Diverso invece il caso dei tedeschi dello Spd. Per il partito alleato della Merkel il problema è stato duplice. Da un lato, hanno ovviamente digerito in maniera pessima la decisione di un ministro della Cdu alla guida della Commissione europea e la bocciatura del “loro” Frans Timmermans. Ma dall’altro lato, è pur sempre un tedesco a guidare la Commissione europea e, di fatto, l’Unione. Quindi c’è il rischio che, come riportano alcuni osservatori, sia stata proprio la sinistra tedesca a salvare Frau Ursula con un voto trasversale “nazionale”. Un patto Linke, Verdi e Spd che ha così colmato invece le divergenze fra i diversi partiti all’interno degli eurogruppi e che ha confermato la presenza di blocchi politici di livello nazionale. In Germania, insomma, tutti hanno sostenuto la loro candidata tranne Alternative fur Deutschland, che, con il gruppo Identity & Democracy, ha confermato di aver votato contro.

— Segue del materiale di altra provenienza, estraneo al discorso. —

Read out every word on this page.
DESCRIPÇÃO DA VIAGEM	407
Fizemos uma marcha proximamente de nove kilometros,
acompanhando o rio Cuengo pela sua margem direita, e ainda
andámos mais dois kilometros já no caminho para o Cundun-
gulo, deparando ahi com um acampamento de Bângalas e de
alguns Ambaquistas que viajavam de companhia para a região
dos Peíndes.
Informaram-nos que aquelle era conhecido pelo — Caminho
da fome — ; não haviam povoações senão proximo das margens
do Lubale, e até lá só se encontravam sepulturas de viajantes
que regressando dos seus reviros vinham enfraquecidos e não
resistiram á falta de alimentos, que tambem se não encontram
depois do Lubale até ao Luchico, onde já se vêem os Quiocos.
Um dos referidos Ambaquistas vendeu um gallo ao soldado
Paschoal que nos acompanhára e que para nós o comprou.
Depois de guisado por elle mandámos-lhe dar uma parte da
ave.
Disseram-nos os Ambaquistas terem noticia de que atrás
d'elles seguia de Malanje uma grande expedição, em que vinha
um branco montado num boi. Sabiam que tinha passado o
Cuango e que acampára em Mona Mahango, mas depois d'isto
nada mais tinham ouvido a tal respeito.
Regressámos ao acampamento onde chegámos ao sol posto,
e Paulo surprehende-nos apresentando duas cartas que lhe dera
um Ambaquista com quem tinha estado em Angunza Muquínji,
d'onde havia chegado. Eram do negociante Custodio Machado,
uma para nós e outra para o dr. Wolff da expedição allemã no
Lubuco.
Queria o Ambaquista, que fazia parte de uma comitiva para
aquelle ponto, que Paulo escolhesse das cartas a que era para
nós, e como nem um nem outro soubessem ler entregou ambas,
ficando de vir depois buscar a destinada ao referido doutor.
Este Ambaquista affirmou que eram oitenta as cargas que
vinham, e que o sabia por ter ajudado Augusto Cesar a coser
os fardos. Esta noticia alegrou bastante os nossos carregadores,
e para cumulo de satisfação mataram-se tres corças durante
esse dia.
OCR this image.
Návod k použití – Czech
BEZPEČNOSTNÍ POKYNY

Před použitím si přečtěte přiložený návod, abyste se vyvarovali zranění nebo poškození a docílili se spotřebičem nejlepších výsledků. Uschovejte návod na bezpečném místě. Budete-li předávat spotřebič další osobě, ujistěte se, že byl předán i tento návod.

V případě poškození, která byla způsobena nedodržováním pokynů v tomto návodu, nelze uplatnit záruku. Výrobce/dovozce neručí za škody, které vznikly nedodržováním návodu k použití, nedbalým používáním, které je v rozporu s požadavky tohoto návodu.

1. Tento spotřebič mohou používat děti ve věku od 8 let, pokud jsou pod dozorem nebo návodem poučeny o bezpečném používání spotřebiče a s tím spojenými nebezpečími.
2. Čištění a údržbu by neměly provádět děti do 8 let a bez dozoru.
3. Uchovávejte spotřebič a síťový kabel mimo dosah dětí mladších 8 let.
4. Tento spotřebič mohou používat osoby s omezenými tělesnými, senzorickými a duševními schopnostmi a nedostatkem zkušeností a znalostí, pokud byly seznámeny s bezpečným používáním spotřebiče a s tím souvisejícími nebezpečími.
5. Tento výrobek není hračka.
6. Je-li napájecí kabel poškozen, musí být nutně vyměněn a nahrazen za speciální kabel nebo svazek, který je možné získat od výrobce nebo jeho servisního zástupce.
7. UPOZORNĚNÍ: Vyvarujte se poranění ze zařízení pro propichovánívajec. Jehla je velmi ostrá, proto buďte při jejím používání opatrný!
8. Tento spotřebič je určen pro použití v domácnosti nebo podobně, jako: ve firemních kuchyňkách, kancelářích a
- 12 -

Ma i franchi tiratori, o meglio, i “traditori”, sono stati anche altrove. Sicuramente a destra i Conservatori si sono spaccati con un voto da parte dei polacchi che ha fatto capire in prima istanza che quello europeo non è un parlamento profondamente ideologizzato quanto appiattito sugli interessi dei singoli governi e dei Paesi. Il governo dio Varsavia non può avere una Germania nemica. Ha già il problema strategico del fronte orientale, con i timori verso Mosca. Pensare di poter andare anche allo scontro con Berlino è impossibile. E dall’altro lato, al governo conservatore polacco interessa avere le spalle coperte e un commissario utile alla causa. Con il Gruppo Visegrad che si è nuovamente compattato nonostante la presenza trasversale nei popolari e nei conservatori. La strategia, anche in questo caso, è stata di matrice nazionale: l’ideologia è rimasta all’opposizione. E l’establishment europeo si è salvato.